Mostofa wrote his first poem, Adrianople Uddhar, in tenth grade, which got published by The Mohammadi. After that, he wrote for forty-eight years. His works included poetry, biographies, novels, articles and translations of Arabic and Urdu works.

Poetry:
- Roktorag (1924)
- Khoshroz (1929)
- Kabbo Kahini (1932)
- Sahara (1936)
- Hasnahena (1938)
- Bulbulistan (1949)
- Tarana-i-Pakistan (1956)
- Bani Adam (1958)
- Geeti Shonchalon (1968)
- Gulistan
- Prarthona
- Kishore
- Qobor
- He Khoda Doyamoy Rahmanur Rahim
- Badshah Tumi Deen O Duniyar, Nikhiler Chiro Shundor Srishti
- Amar Muhammad Rasul

- Biography
- Bishwanabi (1942)

- Novels
- Ruper Nesha
- Bhangabuk
- Ek Mon Ek Pran

- Others
- Islam O Communism (1946)
- Islame Jehad (1947)
- Amar Chintadhara (1952)
- Maru Dulal

- Translations
- Musaddas-e-Hali (1941)
- Kalam-e-Iqbal (1957)
- Shikwa O Jowab-e-Shikwa (1960)
- Al Quran (1958)
- Joy Porajoy (Ikhwan As-Safa)

==Awards==
- Sitara-i-Imtiaz
- President Medal

== Personal life ==
Mostafa had four sons and three daughters. One of the sons, Mostafa Monowar, became a puppeteer and former director general of the state-run Bangladesh Television. Kobi Golam Mostafa's youngest son Mostafa Farooq (Pasha) was the first pianist in Bangladesh. He studied in Royal College of Music, London, England. In the year of celebration of 100-anniversary of Karol Szymanowski in Poland, the Minister of Culture and Art awarded Farooq a prestigious commemorial medal as a proof of appreciation for introducing the Polish Classical music to the nation. He came back to Bangladesh after completing his bachelor's in Music and started his profession as a Music Teacher.

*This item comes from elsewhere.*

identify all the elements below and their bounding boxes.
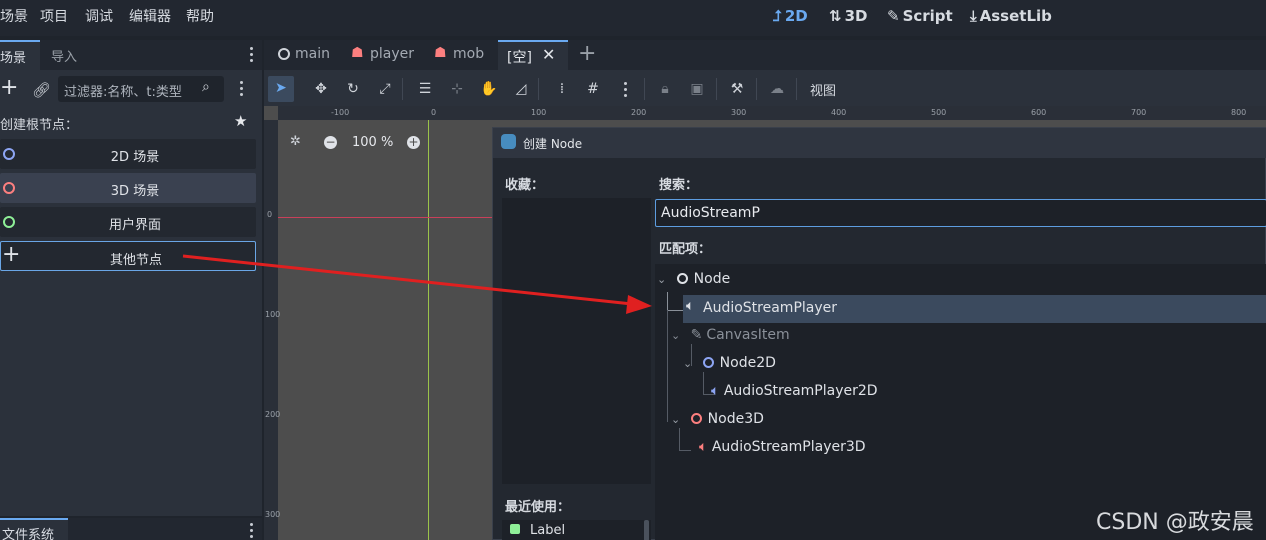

Kobi Golam Mostafa is the grandfather of Syed Mainul Hossain, an architect who designed Jatiyo Smriti Soudho at Savar, and Farida Majid, a poet and academic. He is the great-grandfather of Bangladeshi software engineer and Academy Scientific and Technical Award winner Nafees Bin Zafar.

== Death and legacy ==
Mostafa died on 13 October 1964 at the age of 67, of cerebral thrombosis.

In 2014, the ancestral home of Mostafa in Jhenaidah was under threat from two land grabbers, who claimed partial ownership of the land.

Many artifacts used by Mostofa and valuable photographs drawn by his second son Mostafa Aziz, sole artist of the first pencil sketch of the poet, were found to be in a pitiable condition at the village. Though Kabi Golam Mustafa Memorial Library received a concrete building at the yard of the poet's house in 2008 implemented by the Zila Parishad, Jhenidah, at a cost of Tk 1.70 million, there are, virtually, no reading materials were found to be there. Some parental property of the poet, including his paternal land and trees are secretly being sold, according to reliable sources.